Promoting more bond issues, higher interest rates.

The Arkansas State Chamber of Commerce/Associated Industries of Arkansas is close to 100 percent successful in getting what it wants from the Arkansas legislature. Its record with Arkansas voters is not quite so impressive, but still good, and it can get even better at the general election Nov. 2.

In 2004, the Chamber helped win approval of Amendment 82, which allowed the state to issue general-obligation bonds to help industrialists with "super projects," defined as those that would entail the investment of more than $500 million in capital expenditures and the hiring of more than 500 employees. Now the Chamber is back to amend Amendment 82, by removing the $500-million and 500-employee requirements, so that general-obligation bonds can be issued for smaller projects. No organized opposition to proposed Amendment 3 has appeared. "And we've looked," said Randy Zook, president and CEO of the Chamber/AIA.

General-obligation bonds pledge state tax revenue if it's needed to retire the bonds, which means that money that might otherwise go for schools and highways and such could be used instead to pay off bonds. Under Amendment 82 (and proposed Amendment 3), these bonds can be authorized by the legislature, without a vote of the people.

No bonds have been issued under Amendment 82. Zook said the $500 million/500 jobs requirements had proved too great, and Arkansas had lost projects to other states. Only the very biggest projects, such as automobile plants, can meet those requirements, he said, and projects like that are rare nationwide.

Amendment 3 would retain another restriction on general-obligation bond payments that was established by Amendment 82: Bonds can't be issued for an amount greater than five percent of state general revenue in the preceding year. (The amendment is not limited to the use of general revenue, however. It says that special-revenue tax money can be used too, as long as the total amount of state money doesn't exceed an amount equal to five percent of general revenue.)

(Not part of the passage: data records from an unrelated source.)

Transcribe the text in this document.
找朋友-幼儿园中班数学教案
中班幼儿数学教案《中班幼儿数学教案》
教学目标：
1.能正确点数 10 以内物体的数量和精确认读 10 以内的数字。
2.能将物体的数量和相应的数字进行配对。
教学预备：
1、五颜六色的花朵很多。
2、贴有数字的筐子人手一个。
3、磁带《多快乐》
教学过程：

House Speaker Robbie Wills of Conway was the principal legislative sponsor of the resolution that referred proposed Amendment 3 to the people at the general election in November. The Chamber lobbied for it. Amendment 3 is endorsed also by the state Economic Development Commission, the Municipal League, the County Judges Association, the Automobile Dealers Association, about 25 city councils, and various local and regional chambers of commerce, including Little Rock's.

The Chamber and its allies are also backing proposed Amendment 2, which would raise the allowable interest rates on consumer loans made by retailers, and on certain bond issues, making it easier for local governments to sell bonds for capital improvements. (See Sept. 2 Arkansas Times.) No organized opposition to that amendment had stepped forward either until two weeks ago, when Little Rock lawyers Christopher D. Brockett and Eugene G. Sayre filed suit to keep it off the ballot. They allege, among other things, that the explanation of the amendment that would appear on the ballot is misleading.

The Arkansas State AFL-CIO, which has previously opposed amendments for higher interest rates, voted at its state convention in August to take no position on Amendment 2 or Amendment 3. Alan Hughes, president of the AFL-CIO, said last week that the information available to convention delegates in August was possibly not as clear and comprehensive as it might have been. AFL-CIO members should inform themselves about the amendments, he said.

The Chamber is drumming up support for both amendments. Zook expects that both will benefit from voters' concerns about high unemployment. "People are in tune to the need for jobs in this economic climate," he said.